Roger terlihat skeptis. Dia tidak menyangka kalau David akan mengeluarkan permintaan semacam itu. Bukankah sebuah kehormatan jika memiliki nama di Fetlich? Mengerahkan pasukannya untuk keluarga David? Roger sangat tidak mau akan hal itu.

"Memangnya semua hal itu sepadan dengan permintaanku? Kau meminta terlalu banyak, David." Roger akhirnya mengangkat suara.

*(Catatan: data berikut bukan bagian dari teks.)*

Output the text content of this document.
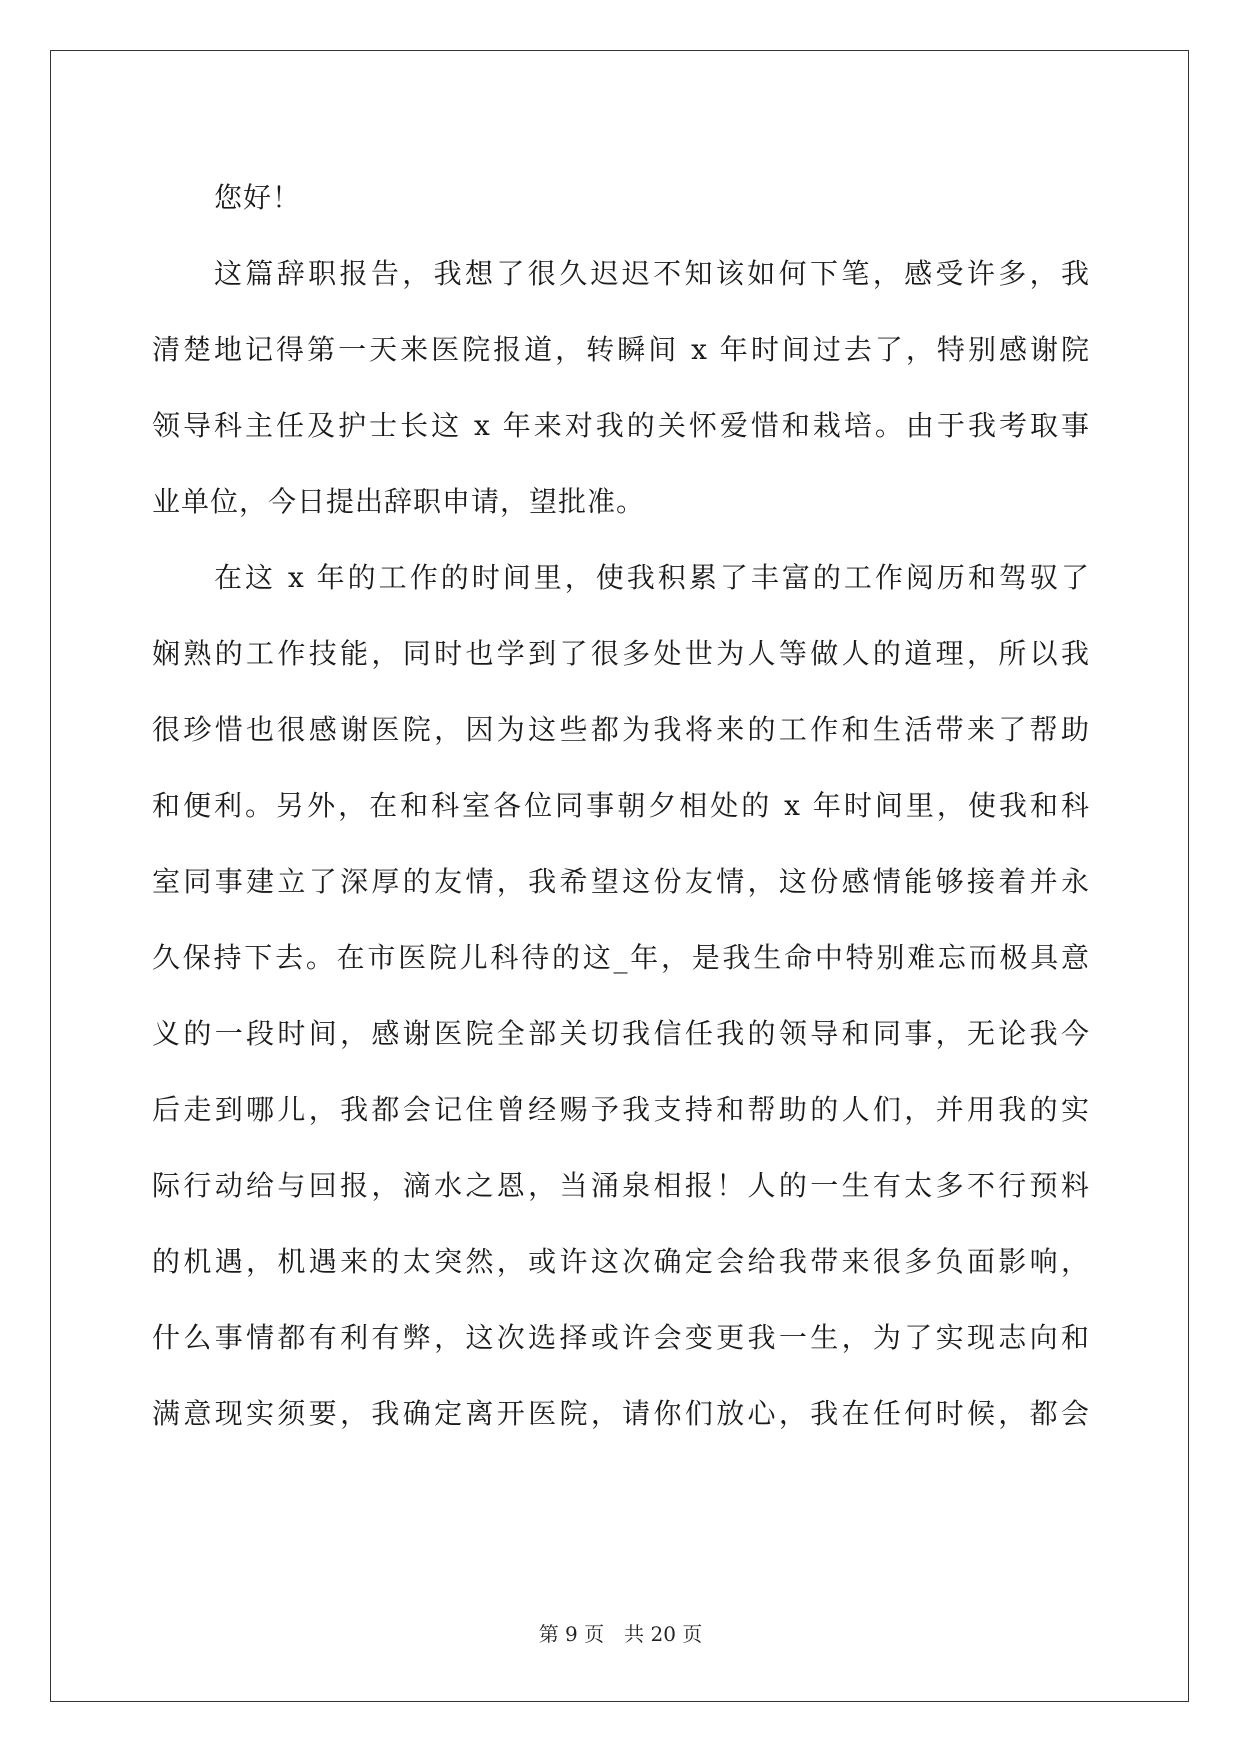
您好！
这篇辞职报告，我想了很久迟迟不知该如何下笔，感受许多，我
清楚地记得第一天来医院报道，转瞬间 x 年时间过去了，特别感谢院
领导科主任及护士长这 x 年来对我的关怀爱惜和栽培。由于我考取事
业单位，今日提出辞职申请，望批准。
在这 x 年的工作的时间里，使我积累了丰富的工作阅历和驾驭了
娴熟的工作技能，同时也学到了很多处世为人等做人的道理，所以我
很珍惜也很感谢医院，因为这些都为我将来的工作和生活带来了帮助
和便利。另外，在和科室各位同事朝夕相处的 x 年时间里，使我和科
室同事建立了深厚的友情，我希望这份友情，这份感情能够接着并永
久保持下去。在市医院儿科待的这_年，是我生命中特别难忘而极具意
义的一段时间，感谢医院全部关切我信任我的领导和同事，无论我今
后走到哪儿，我都会记住曾经赐予我支持和帮助的人们，并用我的实
际行动给与回报，滴水之恩，当涌泉相报！人的一生有太多不行预料
的机遇，机遇来的太突然，或许这次确定会给我带来很多负面影响，
什么事情都有利有弊，这次选择或许会变更我一生，为了实现志向和
满意现实须要，我确定离开医院，请你们放心，我在任何时候，都会
第 9 页　共 20 页
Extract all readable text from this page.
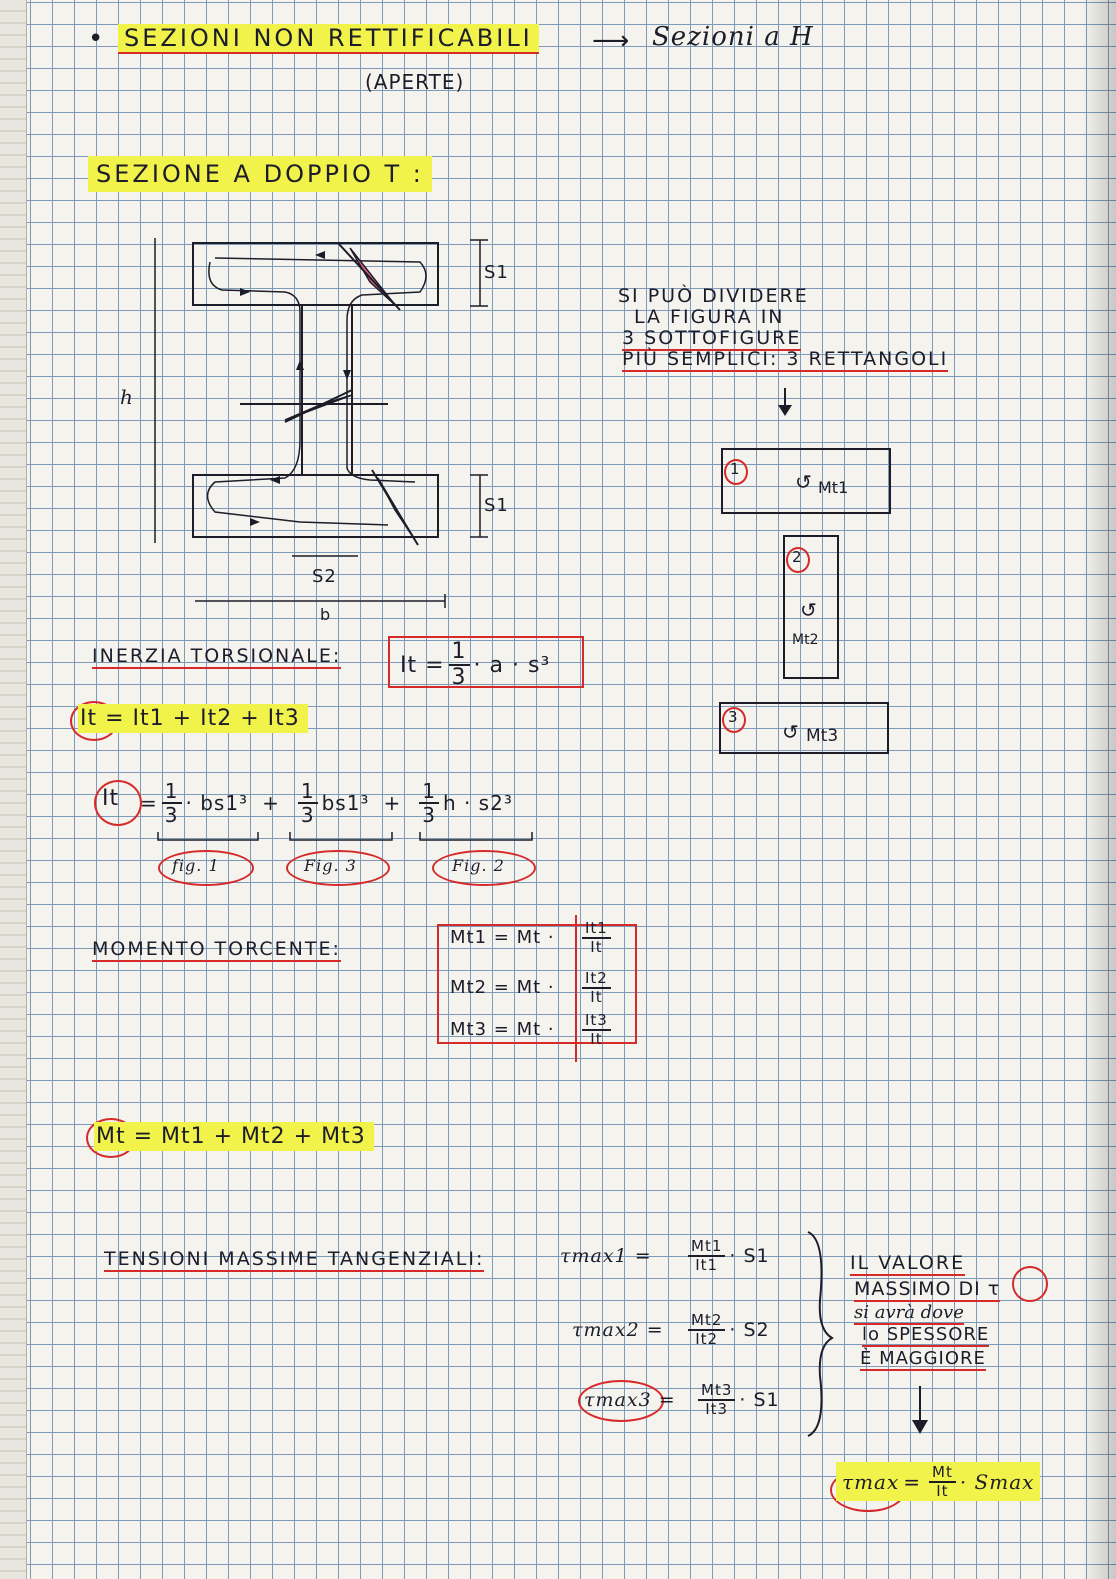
• SEZIONI NON RETTIFICABILI
(APERTE)
⟶ Sezioni a H
SEZIONE A DOPPIO T :
S1
S1
h
S2
b
SI PUÒ DIVIDERE
LA FIGURA IN
3 SOTTOFIGURE
PIÙ SEMPLICI: 3 RETTANGOLI
1
↺ Mt1
2
↺
Mt2
3
↺ Mt3
INERZIA TORSIONALE:	$It = \frac{1}{3} \cdot a \cdot s^3$
It = It1 + It2 + It3
$It = \frac{1}{3} \cdot bs1^3 + \frac{1}{3} bs1^3 + \frac{1}{3}$ h · s2³
fig. 1	Fig. 3	Fig. 2
MOMENTO TORCENTE:
Mt1 = Mt ·	$\frac{It1}{It}$
Mt2 = Mt ·	$\frac{It2}{It}$
Mt3 = Mt ·	$\frac{It3}{It}$
Mt = Mt1 + Mt2 + Mt3
TENSIONI MASSIME TANGENZIALI:	τmax1 =	$\frac{Mt1}{It1} \cdot S1$
τmax2 =	$\frac{Mt2}{It2} \cdot S2$
τmax3 =	$\frac{Mt3}{It3} \cdot S1$
IL VALORE
MASSIMO DI τ
si avrà dove
lo SPESSORE
È MAGGIORE
$\tau\max = \frac{Mt}{It} \cdot Smax$
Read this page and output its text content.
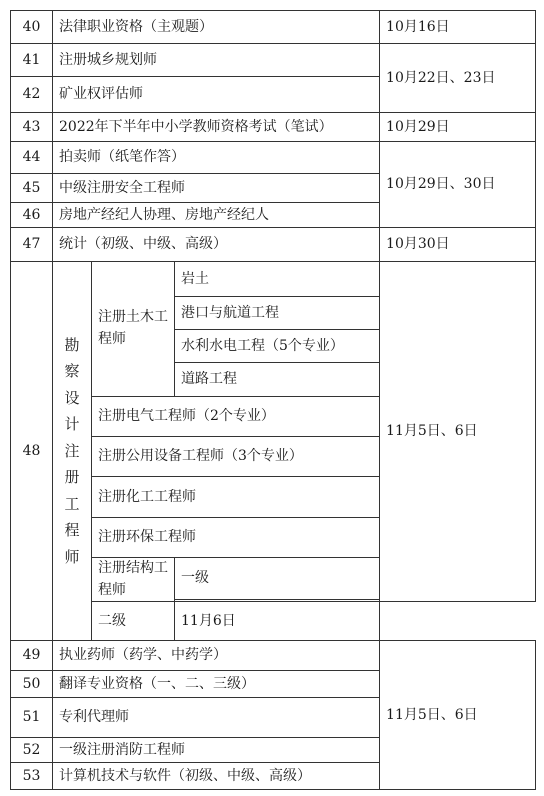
40	法律职业资格（主观题）			10月16日
41	注册城乡规划师			10月22日、23日
42	矿业权评估师			
43	2022年下半年中小学教师资格考试（笔试）			10月29日
44	拍卖师（纸笔作答）			10月29日、30日
45	中级注册安全工程师			
46	房地产经纪人协理、房地产经纪人			
47	统计（初级、中级、高级）			10月30日
48	勘察设计注册工程师	注册土木工程师	岩土	11月5日、6日
			港口与航道工程	
			水利水电工程（5个专业）	
			道路工程	
		注册电气工程师（2个专业）		
		注册公用设备工程师（3个专业）		
		注册化工工程师		
		注册环保工程师		
		注册结构工程师	一级	

		二级	11月6日	
49	执业药师（药学、中药学）			11月5日、6日
50	翻译专业资格（一、二、三级）			
51	专利代理师			
52	一级注册消防工程师			
53	计算机技术与软件（初级、中级、高级）			
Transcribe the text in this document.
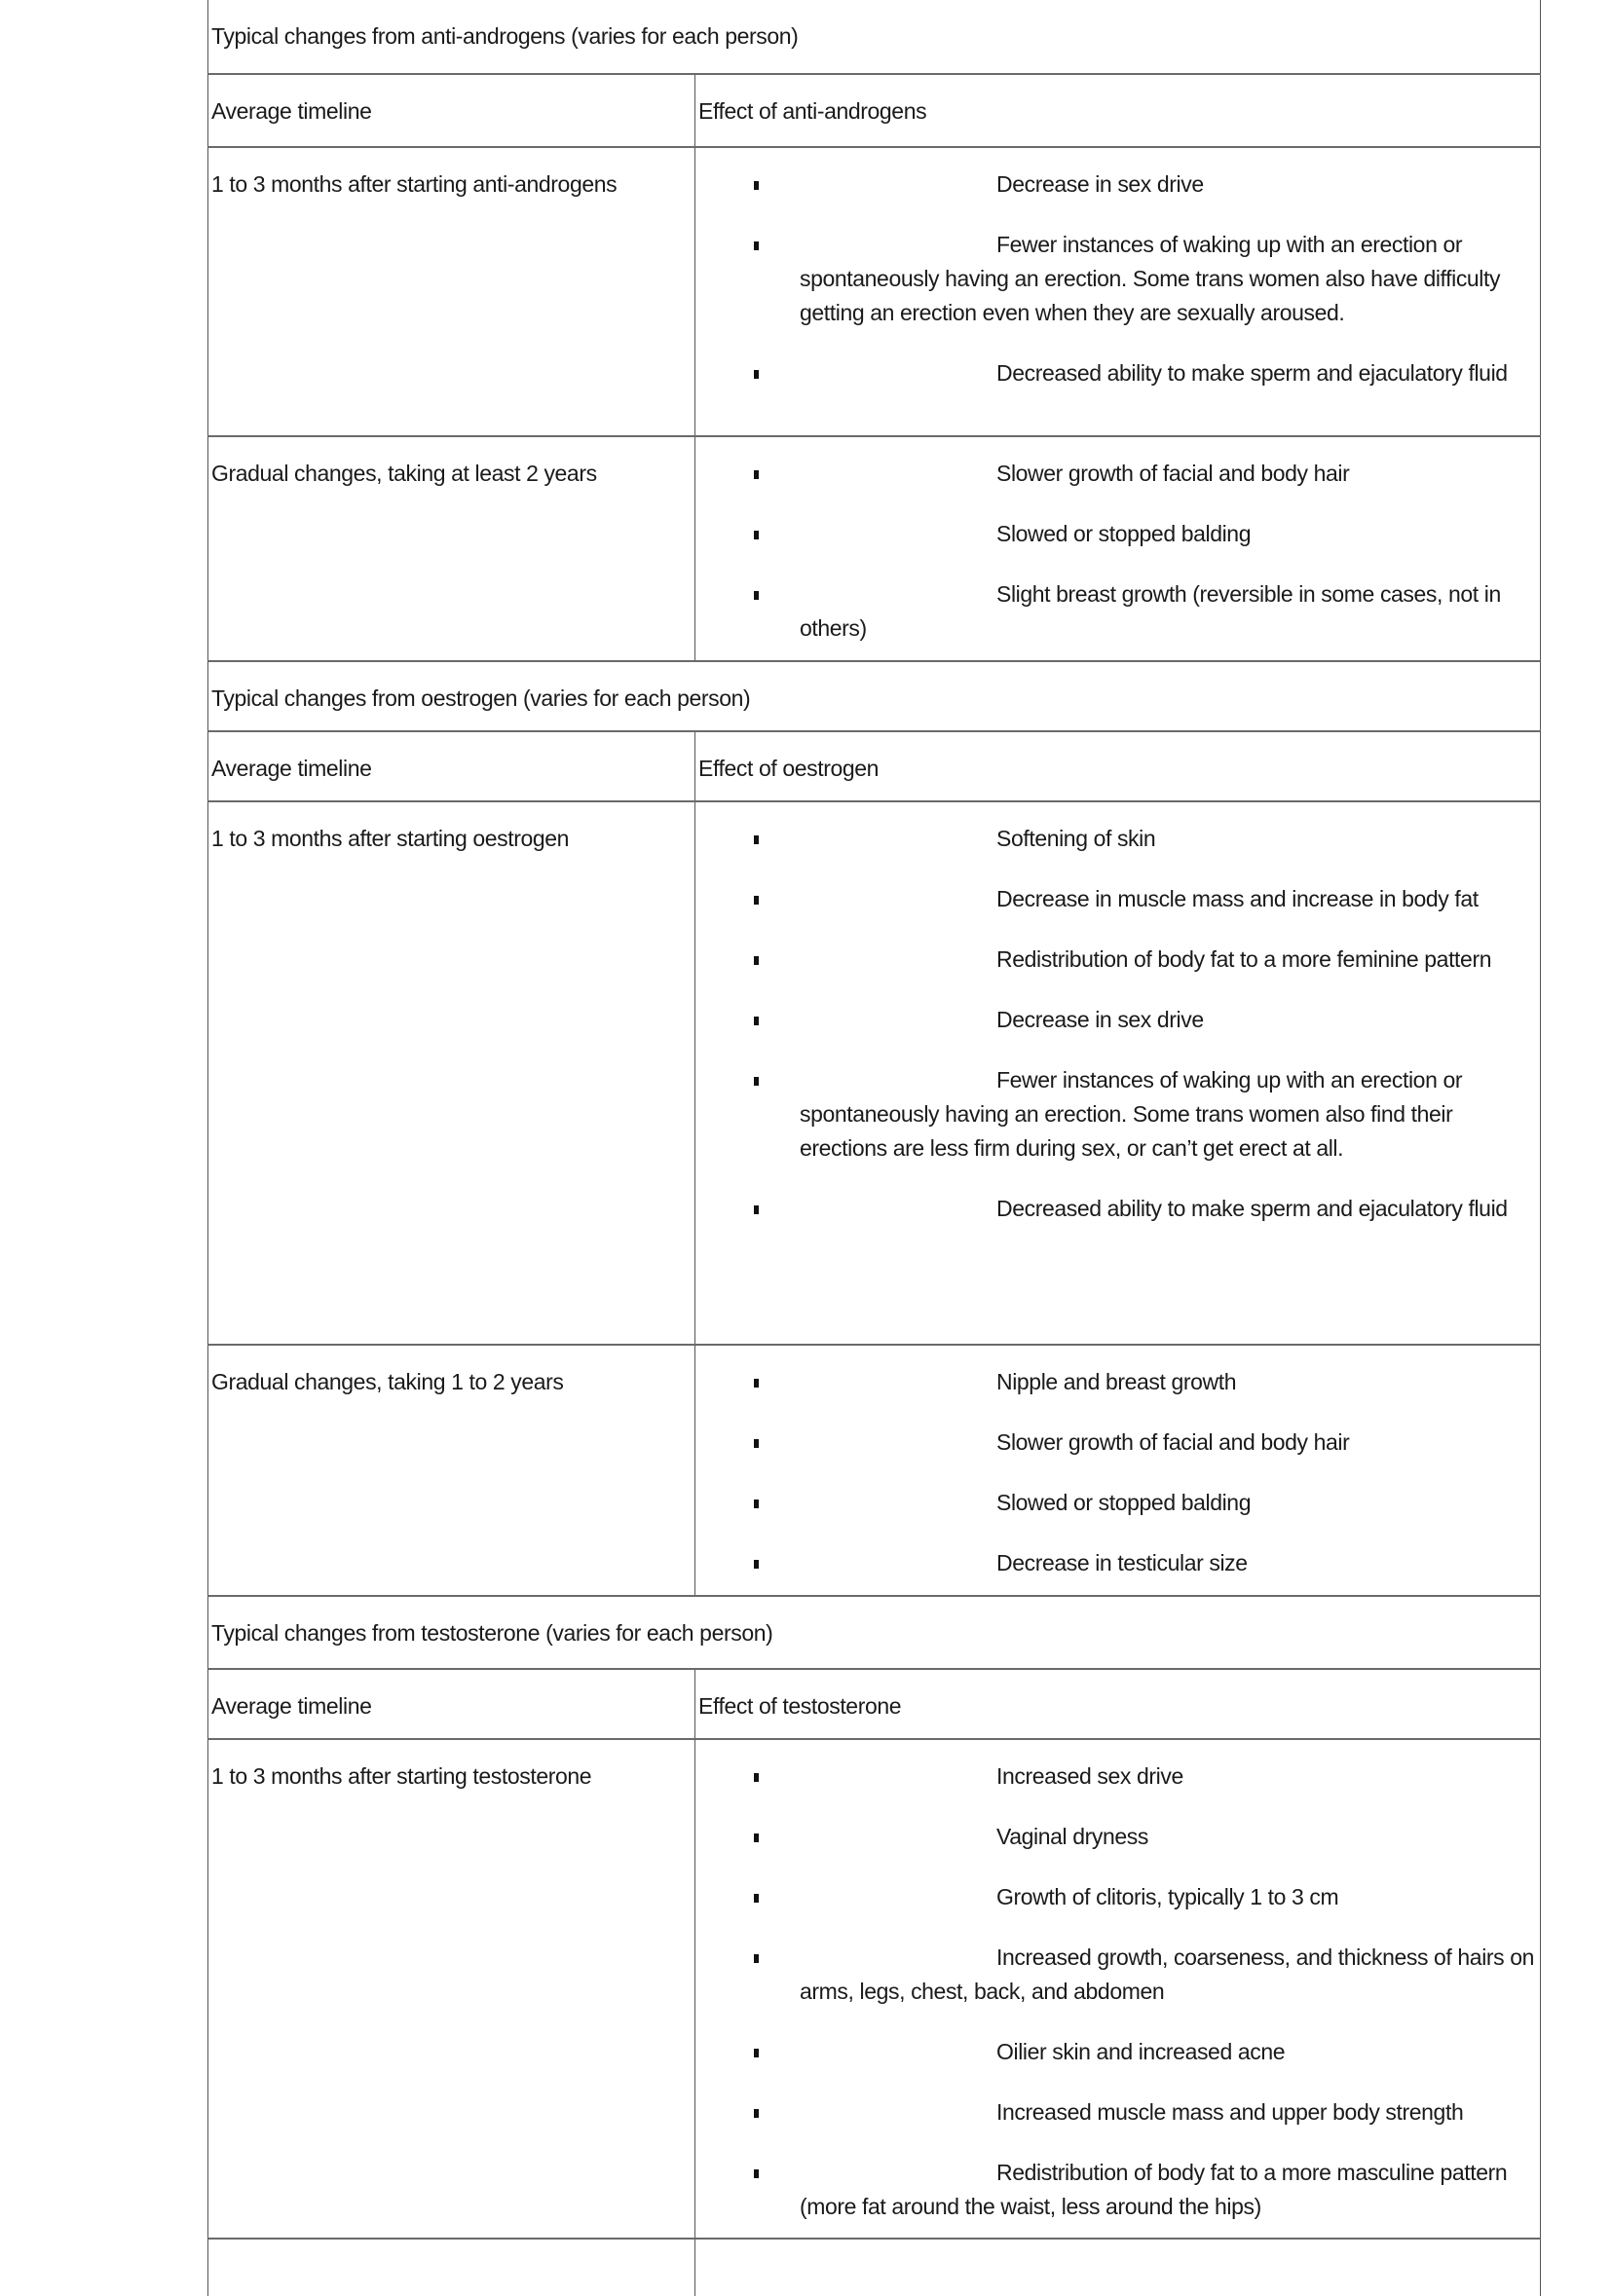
Typical changes from anti-androgens (varies for each person)
Average timeline	Effect of anti-androgens
1 to 3 months after starting anti-androgens	Decrease in sex drive
Fewer instances of waking up with an erection or spontaneously having an erection. Some trans women also have difficulty getting an erection even when they are sexually aroused.
Decreased ability to make sperm and ejaculatory fluid
Gradual changes, taking at least 2 years	Slower growth of facial and body hair
Slowed or stopped balding
Slight breast growth (reversible in some cases, not in others)
Typical changes from oestrogen (varies for each person)
Average timeline	Effect of oestrogen
1 to 3 months after starting oestrogen	Softening of skin
Decrease in muscle mass and increase in body fat
Redistribution of body fat to a more feminine pattern
Decrease in sex drive
Fewer instances of waking up with an erection or spontaneously having an erection. Some trans women also find their erections are less firm during sex, or can’t get erect at all.
Decreased ability to make sperm and ejaculatory fluid
Gradual changes, taking 1 to 2 years	Nipple and breast growth
Slower growth of facial and body hair
Slowed or stopped balding
Decrease in testicular size
Typical changes from testosterone (varies for each person)
Average timeline	Effect of testosterone
1 to 3 months after starting testosterone	Increased sex drive
Vaginal dryness
Growth of clitoris, typically 1 to 3 cm
Increased growth, coarseness, and thickness of hairs on arms, legs, chest, back, and abdomen
Oilier skin and increased acne
Increased muscle mass and upper body strength
Redistribution of body fat to a more masculine pattern (more fat around the waist, less around the hips)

"Aku tidak akan meminta banyak jika batu yang akan kuserahkan padamu itu tidak bernilai. Bukan hanya batu yang kuserahkan, tapi semua kelemahan dan asal muasal batu itu juga akan kuserahkan padamu. Pikirkan saja tawaranku ini, dan perlu kau ingat Roger, membunuhku tidak akan membuat harta karunmu sampai ke tanganmu."

David pergi meninggalkan ruangan Roger, dia tidak setenang permukaannya, jauh di lubuk paling dalam, David ketakutan setengah mati jika gertakannya tadi akan membawanya pada malapetaka. Namun, ia sangat percaya bahwa Roger akan menyetujuinya. Yang David pikirkan saat ini adalah anak dan istrinya, melakukan pekerjaan seperti ini sangat berbahaya, terlebih lagi sekarang Fetlich berada di bawah pimpinan Roger, mau tidak mau David harus menyembunyikan identitasnya sebagai anggota Fetlich.

Penelitian yang akan Roger lakukan menurutnya sangat tidak masuk akal dan membuang-buang waktu serta biaya. Jika tidak karena disumpah mati oleh Cartrobe, organisasi atasan Fetlich, pasti David sudah lama mengundurkan diri dari pekerjaannya sekarang. David memasuki mobilnya, menyesap sebatang rokok dan melesat pergi menuju rumahnya. Roger melihat David yang telah melenggang pergi melalui jendela dari ruangannya, seulas senyum yang tidak diketahui artinya terukir di wajahnya yang mulai menua. Ia kembali duduk menikmati kopinya sambil memandangi foto harta karunnya.